During the ad limina visit, the Pope recalled that “last August marked 25 years since the Instruction “Libertatis nuntius” of the Congregation for the Doctrine of the Faith, on certain aspects of liberation theology. The document "highlights the danger involved in the uncritical absorption, by certain theologians, of theses and methodologies that come from Marxism."
The Pope warned that the “more or less visible” scars of Marxist liberation theology, such as “rebellion, division, dissent, offenses, anarchy, are still being felt, causing great suffering and a grave loss of dynamic strength in your diocesan communities.”
For this reason, he exhorted all those who in some way feel attracted or affected by “certain deceitful principles of liberation theology” to re-visit the instruction and be open to the light that it can shed on the subject.

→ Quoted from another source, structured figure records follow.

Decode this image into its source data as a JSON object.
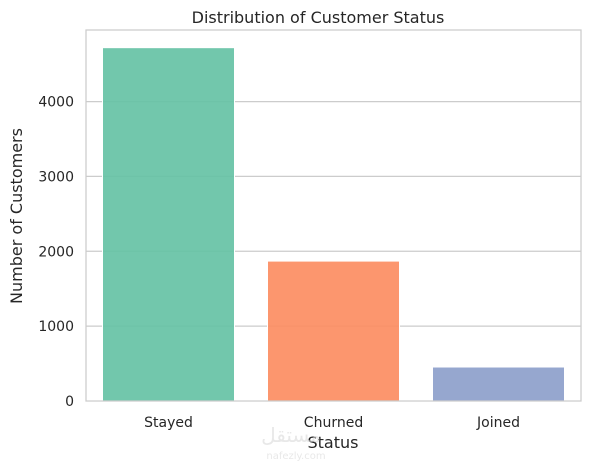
{
  "chart_data": {
    "type": "bar",
    "title": "Distribution of Customer Status",
    "xlabel": "Status",
    "ylabel": "Number of Customers",
    "categories": [
      "Stayed",
      "Churned",
      "Joined"
    ],
    "values": [
      4720,
      1869,
      454
    ],
    "colors": [
      "#66c2a5",
      "#fc8d62",
      "#8da0cb"
    ],
    "ylim": [
      0,
      4956
    ],
    "yticks": [
      0,
      1000,
      2000,
      3000,
      4000
    ],
    "grid": "y",
    "bar_opacity": 0.92
  },
  "watermark": {
    "text_ar": "مستقل",
    "text_en": "nafezly.com"
  }
}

Benedict XVI also recalled that “the supreme rule of faith of the Church in effect arises from the unity that the Spirit established between Sacred Tradition, Sacred Scripture and the Magisterium of the Church, in such reciprocity that they cannot subsist independently of each other,” as John Paul II explained in his encyclical “Fides et Ratio.”
The Instruction “Libertatis nuntius” was published on August 6, 1984, with the approval of Pope John Paul II, by the Congregation for the Doctrine of the Faith.
Its purpose was to focus the attention of pastors, theologians and all the faithful on the deviations of certain forms of liberation theology that are dangerous for the faith and for the Christian life and that are based on Marxist thought.
It warned that the grave ideological deviations of Marxist liberation theology inevitably lead to the betrayal of the cause of the poor and that a Marxist analysis of reality leads to the acceptance of positions that are incompatible with the Christian vision of man.